3A^{2}-\frac{1}{3}A=0

Subtract \frac{1}{3}A from both sides.

A\left(3A-\frac{1}{3}\right)=0

Factor out A.

A=0 A=\frac{1}{9}

To find equation solutions, solve A=0 and 3A-\frac{1}{3}=0.

3A^{2}-\frac{1}{3}A=0

Subtract \frac{1}{3}A from both sides.

A=\frac{-\left(-\frac{1}{3}\right)±\sqrt{\left(-\frac{1}{3}\right)^{2}}}{2\times 3}

This equation is in standard form: ax^{2}+bx+c=0. Substitute 3 for a, -\frac{1}{3} for b, and 0 for c in the quadratic formula, \frac{-b±\sqrt{b^{2}-4ac}}{2a}.

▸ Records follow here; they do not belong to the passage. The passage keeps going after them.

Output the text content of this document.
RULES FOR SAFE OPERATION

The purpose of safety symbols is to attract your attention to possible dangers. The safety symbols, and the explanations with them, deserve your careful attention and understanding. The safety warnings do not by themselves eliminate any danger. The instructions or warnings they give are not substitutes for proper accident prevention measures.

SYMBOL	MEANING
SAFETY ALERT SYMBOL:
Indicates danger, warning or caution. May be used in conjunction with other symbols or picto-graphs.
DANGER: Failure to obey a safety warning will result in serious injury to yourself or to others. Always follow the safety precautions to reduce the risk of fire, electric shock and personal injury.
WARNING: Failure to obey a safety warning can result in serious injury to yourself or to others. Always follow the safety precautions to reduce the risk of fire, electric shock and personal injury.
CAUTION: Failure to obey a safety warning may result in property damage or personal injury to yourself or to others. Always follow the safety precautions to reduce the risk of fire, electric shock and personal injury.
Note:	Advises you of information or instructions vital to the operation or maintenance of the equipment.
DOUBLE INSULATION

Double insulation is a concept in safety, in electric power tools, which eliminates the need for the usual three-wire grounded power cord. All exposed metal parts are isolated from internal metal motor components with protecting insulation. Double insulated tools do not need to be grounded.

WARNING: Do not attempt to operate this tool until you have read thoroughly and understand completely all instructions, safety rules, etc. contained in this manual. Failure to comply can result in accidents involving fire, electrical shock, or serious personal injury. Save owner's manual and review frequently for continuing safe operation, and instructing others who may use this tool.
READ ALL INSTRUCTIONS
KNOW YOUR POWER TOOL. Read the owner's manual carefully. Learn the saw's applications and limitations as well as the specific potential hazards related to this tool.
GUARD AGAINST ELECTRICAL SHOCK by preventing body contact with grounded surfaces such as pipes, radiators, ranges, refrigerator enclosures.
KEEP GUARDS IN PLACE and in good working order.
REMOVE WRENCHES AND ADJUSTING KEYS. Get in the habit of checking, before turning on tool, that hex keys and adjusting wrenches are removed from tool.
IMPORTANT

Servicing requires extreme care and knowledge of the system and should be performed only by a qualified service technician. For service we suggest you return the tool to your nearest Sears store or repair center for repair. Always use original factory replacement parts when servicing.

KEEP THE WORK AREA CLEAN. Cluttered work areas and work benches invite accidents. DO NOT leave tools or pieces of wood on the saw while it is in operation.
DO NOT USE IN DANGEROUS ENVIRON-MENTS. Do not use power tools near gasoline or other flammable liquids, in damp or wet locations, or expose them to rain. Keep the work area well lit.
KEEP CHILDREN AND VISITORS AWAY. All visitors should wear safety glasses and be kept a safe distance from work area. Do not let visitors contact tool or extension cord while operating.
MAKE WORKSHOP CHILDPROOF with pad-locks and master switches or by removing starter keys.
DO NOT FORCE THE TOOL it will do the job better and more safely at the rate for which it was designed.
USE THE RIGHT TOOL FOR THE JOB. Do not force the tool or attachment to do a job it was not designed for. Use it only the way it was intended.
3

A=\frac{-\left(-\frac{1}{3}\right)±\frac{1}{3}}{2\times 3}

Take the square root of \left(-\frac{1}{3}\right)^{2}.

A=\frac{\frac{1}{3}±\frac{1}{3}}{2\times 3}

The opposite of -\frac{1}{3} is \frac{1}{3}.

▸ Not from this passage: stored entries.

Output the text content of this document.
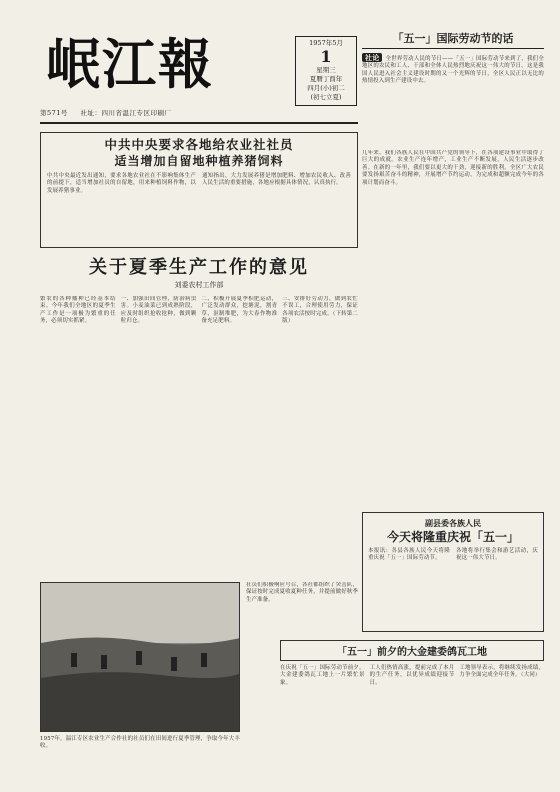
岷江報	1957年5月
1
星期三
夏曆丁酉年
四月(小)初二
(初七立夏)
第571号 社址：四川省温江专区印刷厂
「五一」国际劳动节的话
社论 全世界劳动人民的节日——「五一」国际劳动节来到了，我们全地区的农民和工人、干部和全体人民热烈地庆祝这一伟大的节日。这是我国人民进入社会主义建设时期的又一个光辉的节日，全区人民正以无比的热情投入到生产建设中去。
中共中央要求各地给农业社社员
适当增加自留地种植养猪饲料
中共中央最近发出通知，要求各地农业社在不影响集体生产的前提下，适当增加社员的自留地，用来种植饲料作物，以发展养猪事业。
通知指出，大力发展养猪是增加肥料、增加农民收入、改善人民生活的重要措施，各地应根据具体情况，认真执行。
关于夏季生产工作的意见
刘委农村工作部
繁农的各种播种已经基本结束。今年我们全地区的夏季生产工作是一项极为繁重的任务，必须切实抓紧。
一、加强田间管理，防治病虫害。小麦油菜已到成熟阶段，应及时组织抢收抢种，做到颗粒归仓。
二、积极开展夏季积肥运动，广泛发动群众，挖塘泥，割青草，沤制堆肥，为大春作物准备充足肥料。
三、安排好劳动力，做到农忙不误工，合理使用劳力，保证各项农活按时完成。（下转第二版）
1957年，温江专区农业生产合作社的社员们在田间进行夏季管理，争取今年大丰收。
社员们积极响应号召，各社都组织了突击队，保证按时完成夏收夏种任务，并提前做好秋季生产准备。
几年来，我们各族人民在中国共产党的领导下，在各项建设事业中取得了巨大的成就。农业生产连年增产，工业生产不断发展，人民生活逐步改善。在新的一年里，我们要以更大的干劲，迎接新的胜利。全区广大农民要发扬艰苦奋斗的精神，开展增产节约运动，为完成和超额完成今年的各项计划而奋斗。
副县委各族人民
今天将隆重庆祝「五一」
本报讯：各县各族人民今天将隆重庆祝「五一」国际劳动节。
各地将举行集会和游艺活动，庆祝这一伟大节日。
「五一」前夕的大金建委鸽瓦工地
在庆祝「五一」国际劳动节前夕，大金建委鸽瓦工地上一片繁忙景象。
工人们热情高涨，提前完成了本月的生产任务，以优异成绩迎接节日。
工地领导表示，将继续发扬成绩，力争全面完成全年任务。（大同）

A=\frac{\frac{1}{3}±\frac{1}{3}}{6}

Multiply 2 times 3.

A=\frac{\frac{2}{3}}{6}

Now solve the equation A=\frac{\frac{1}{3}±\frac{1}{3}}{6} when ± is plus. Add \frac{1}{3} to \frac{1}{3} by finding a common denominator and adding the numerators. Then reduce the fraction to lowest terms if possible.

A=\frac{1}{9}

Divide \frac{2}{3} by 6.

A=\frac{0}{6}

Now solve the equation A=\frac{\frac{1}{3}±\frac{1}{3}}{6} when ± is minus. Subtract \frac{1}{3} from \frac{1}{3} by finding a common denominator and subtracting the numerators. Then reduce the fraction to lowest terms if possible.

A=0

Divide 0 by 6.

A=\frac{1}{9} A=0

The equation is now solved.

3A^{2}-\frac{1}{3}A=0

Subtract \frac{1}{3}A from both sides.

\frac{3A^{2}-\frac{1}{3}A}{3}=\frac{0}{3}

Divide both sides by 3.

A^{2}+\left(-\frac{\frac{1}{3}}{3}\right)A=\frac{0}{3}

Dividing by 3 undoes the multiplication by 3.

A^{2}-\frac{1}{9}A=\frac{0}{3}

Divide -\frac{1}{3} by 3.

A^{2}-\frac{1}{9}A=0

Divide 0 by 3.

A^{2}-\frac{1}{9}A+\left(-\frac{1}{18}\right)^{2}=\left(-\frac{1}{18}\right)^{2}

Divide -\frac{1}{9}, the coefficient of the x term, by 2 to get -\frac{1}{18}. Then add the square of -\frac{1}{18} to both sides of the equation. This step makes the left hand side of the equation a perfect square.

A^{2}-\frac{1}{9}A+\frac{1}{324}=\frac{1}{324}

Square -\frac{1}{18} by squaring both the numerator and the denominator of the fraction.

\left(A-\frac{1}{18}\right)^{2}=\frac{1}{324}

Factor A^{2}-\frac{1}{9}A+\frac{1}{324}. In general, when x^{2}+bx+c is a perfect square, it can always be factored as \left(x+\frac{b}{2}\right)^{2}.

\sqrt{\left(A-\frac{1}{18}\right)^{2}}=\sqrt{\frac{1}{324}}

Take the square root of both sides of the equation.

A-\frac{1}{18}=\frac{1}{18} A-\frac{1}{18}=-\frac{1}{18}

Simplify.

A=\frac{1}{9} A=0

Add \frac{1}{18} to both sides of the equation.